Fig. 1: Promoter-operator construct and model relating gene expression variability to transcription factor kinetics.

a The construct consists of a LacI binding site (“Operator”) immediately downstream of the apFAB120 promoter, driving expression of the mVenusNB fluorescent protein. The system is either in a LacI-unbound state (top) in which mRNA is produced at rate r, or a LacI-bound state in which transcription is halted (bottom), (created in BioRender https://BioRender.com/q45e576). mRNA is degraded at rate γ, and k_a and k_d represent the LacI association and dissociation rates, respectively.

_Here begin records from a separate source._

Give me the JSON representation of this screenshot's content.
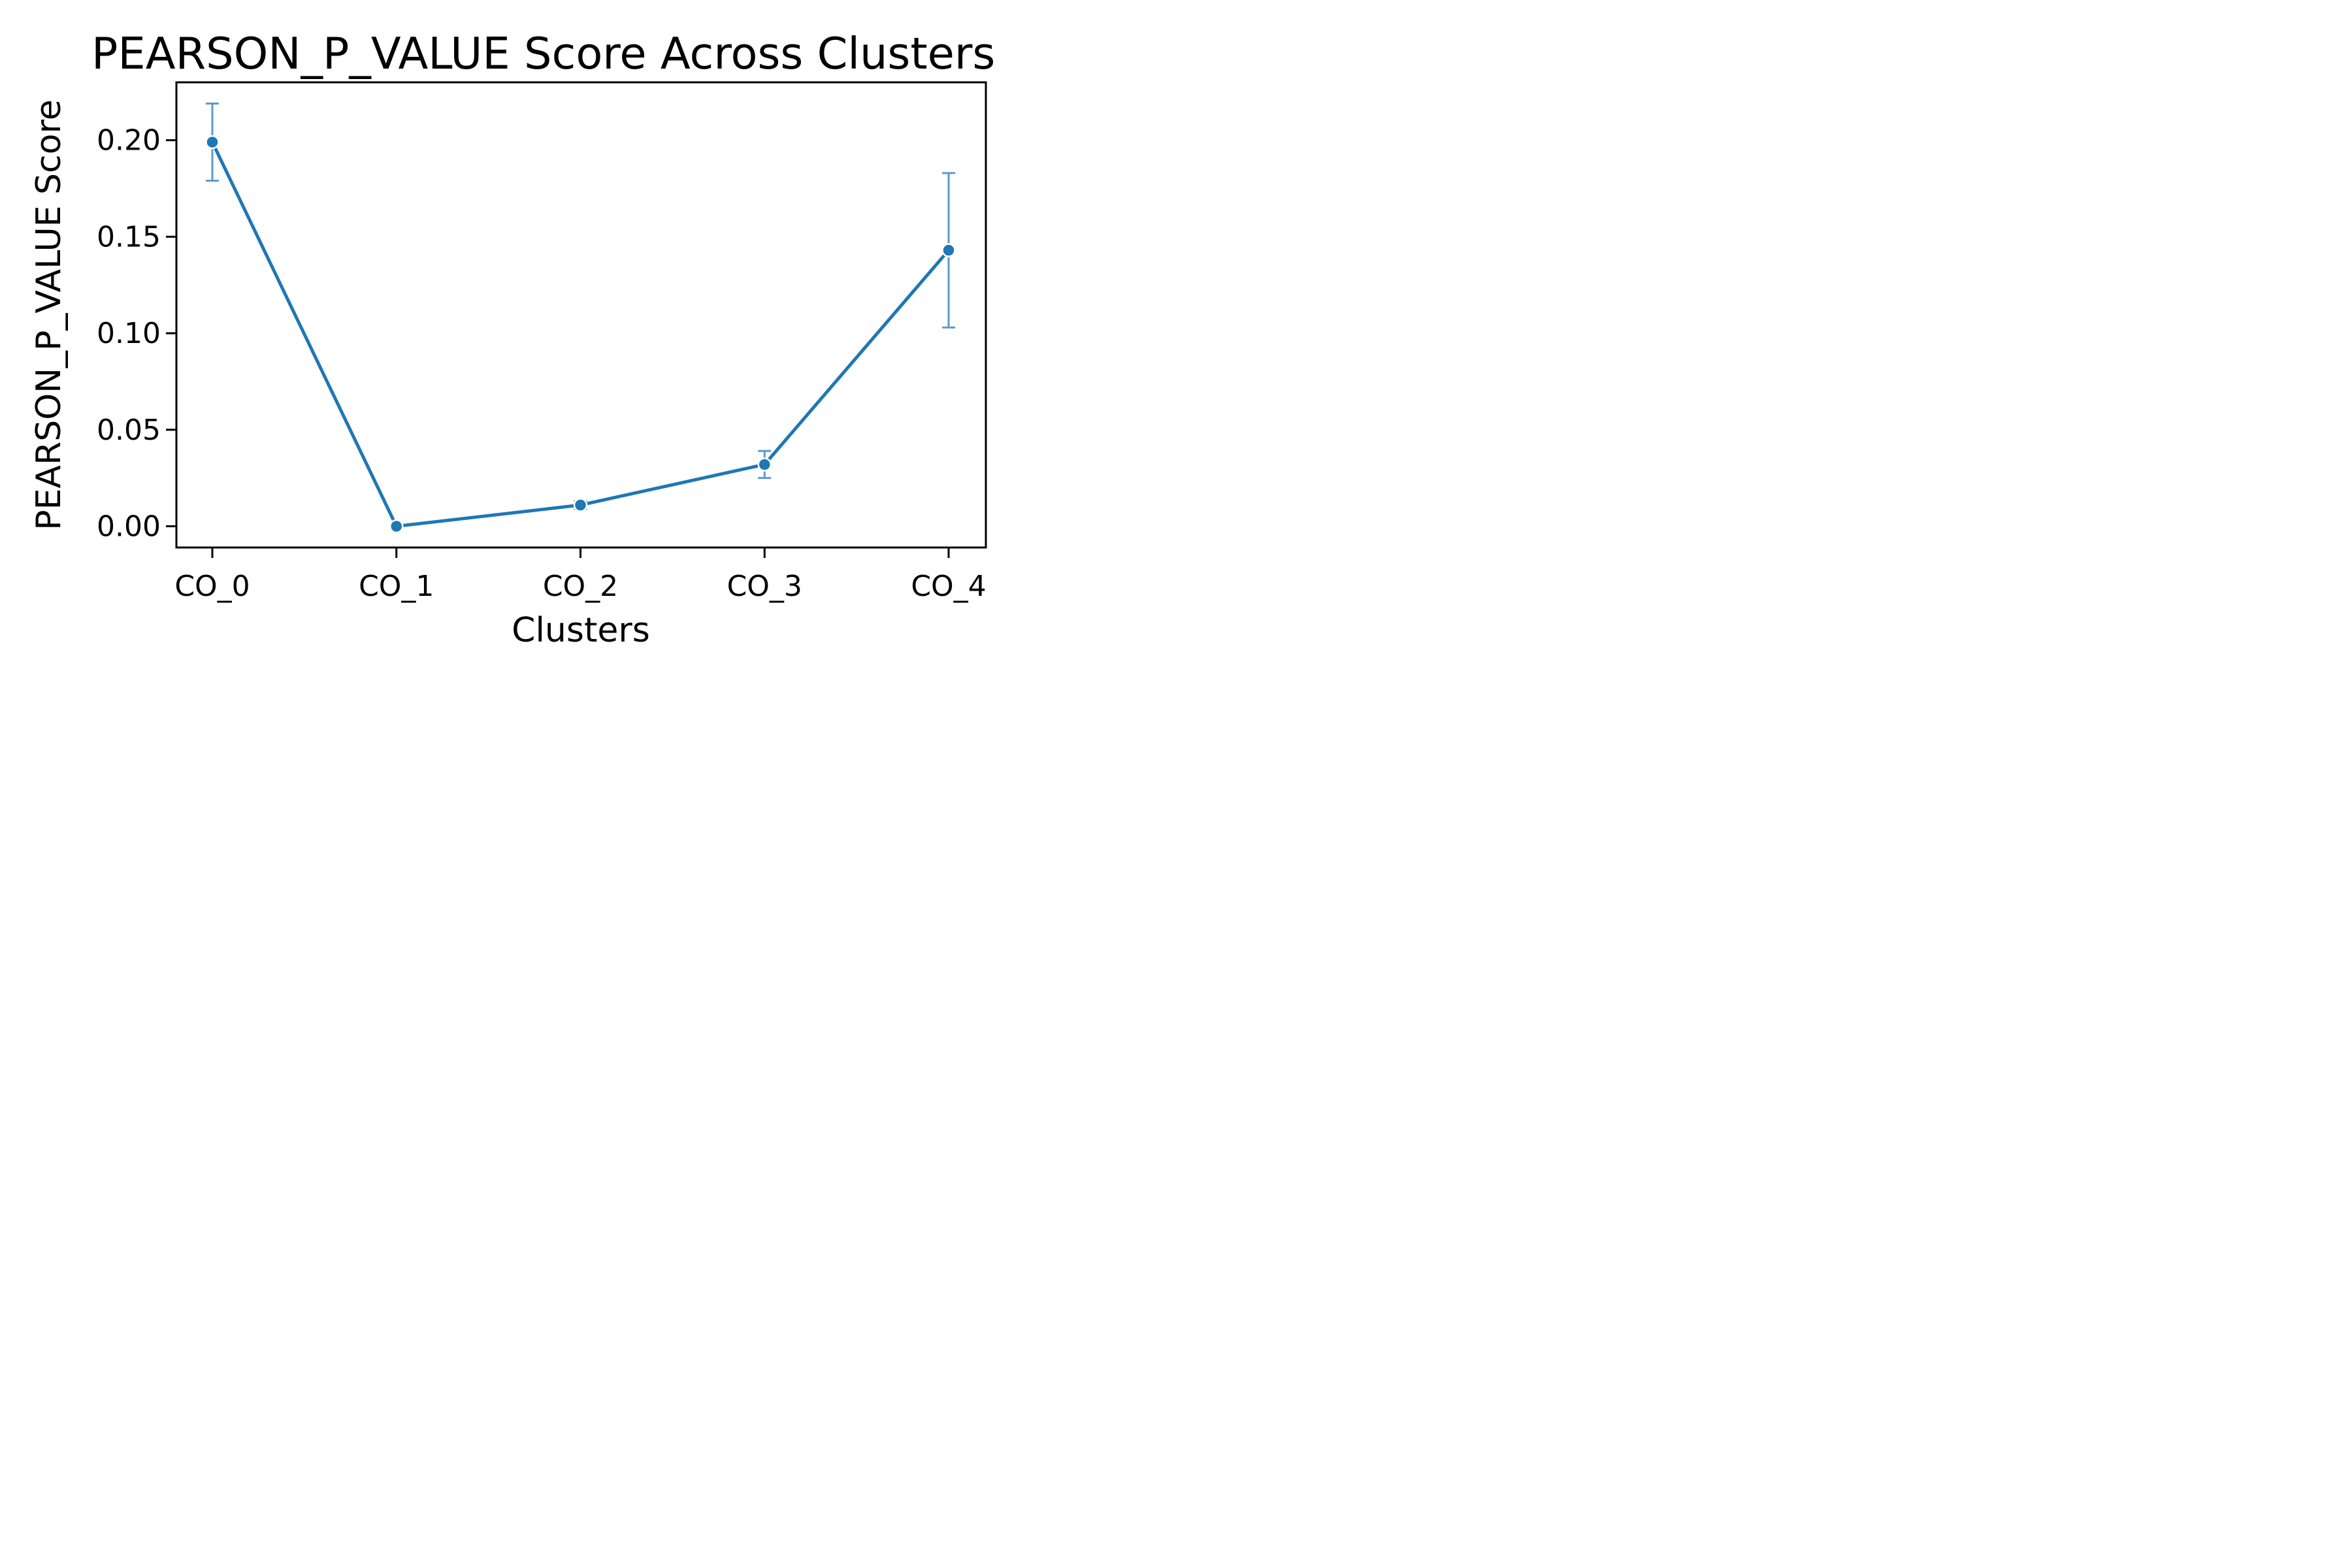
{
  "chart_data": {
    "type": "line",
    "title": "PEARSON_P_VALUE Score Across Clusters",
    "xlabel": "Clusters",
    "ylabel": "PEARSON_P_VALUE Score",
    "categories": [
      "CO_0",
      "CO_1",
      "CO_2",
      "CO_3",
      "CO_4"
    ],
    "series": [
      {
        "values": [
          0.199,
          0.0,
          0.011,
          0.032,
          0.143
        ],
        "error_low": [
          0.179,
          0.0,
          0.009,
          0.025,
          0.103
        ],
        "error_high": [
          0.219,
          0.0,
          0.013,
          0.039,
          0.183
        ],
        "color": "#1f77b4",
        "error_color": "#5a9bcb"
      }
    ],
    "ylim": [
      -0.011,
      0.23
    ],
    "yticks": [
      0.0,
      0.05,
      0.1,
      0.15,
      0.2
    ],
    "ytick_labels": [
      "0.00",
      "0.05",
      "0.10",
      "0.15",
      "0.20"
    ],
    "grid": false
  }
}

Expressions for mean expression μ and Fano factor F as a function of model parameters are shown below the schematic¹⁴. b Stochastic simulations of mRNA production for “slow” (top, blue; k_a = 3.0 min⁻¹, k_d = 0.18 min⁻¹) and “fast” (bottom, orange; k_a = 30 min⁻¹, k_d = 1.8 min⁻¹) operators. r = 25 min⁻¹ and γ = 0.8 min⁻¹ for both operators. Both operators have the same steady-state LacI binding probability and hence the same mean mRNA expression. However, the “slow” operator exhibits greater variability, reflected in its larger Fano factor and longer-tailed steady-state mRNA copy number distribution. For easier comparison, the “fast” mRNA distribution is plotted (orange dashed line) on top of the “slow” mRNA distribution (blue bars) and vice versa. The mRNA distributions are plotted on a log scale in insets. c Subset of operator mutants assayed in this paper. Operators used the O_sym (pink), O₁ (green), or O₂ (purple) operators as starting points. The wild-type operators are shown in bold and mutations are highlighted in black. Gene expression levels as measured by mRNA FISH (“mRNA”) and fluorescence microscopy (“mVenusNB”) are shown for O_sym, O₁, and O₂. d For each operator, the mean mRNA copy number is plotted against the mean mVenusNB fluorescence, showing (as expected) a strong correlation. O_sym, O₁, and O₂ wild-type operators are plotted with larger circles; error bars represent sem from bootstrapping. Each data point corresponds to at least 862 individual cells assayed across at least two biological replicates. Source data are provided as a Source Data file.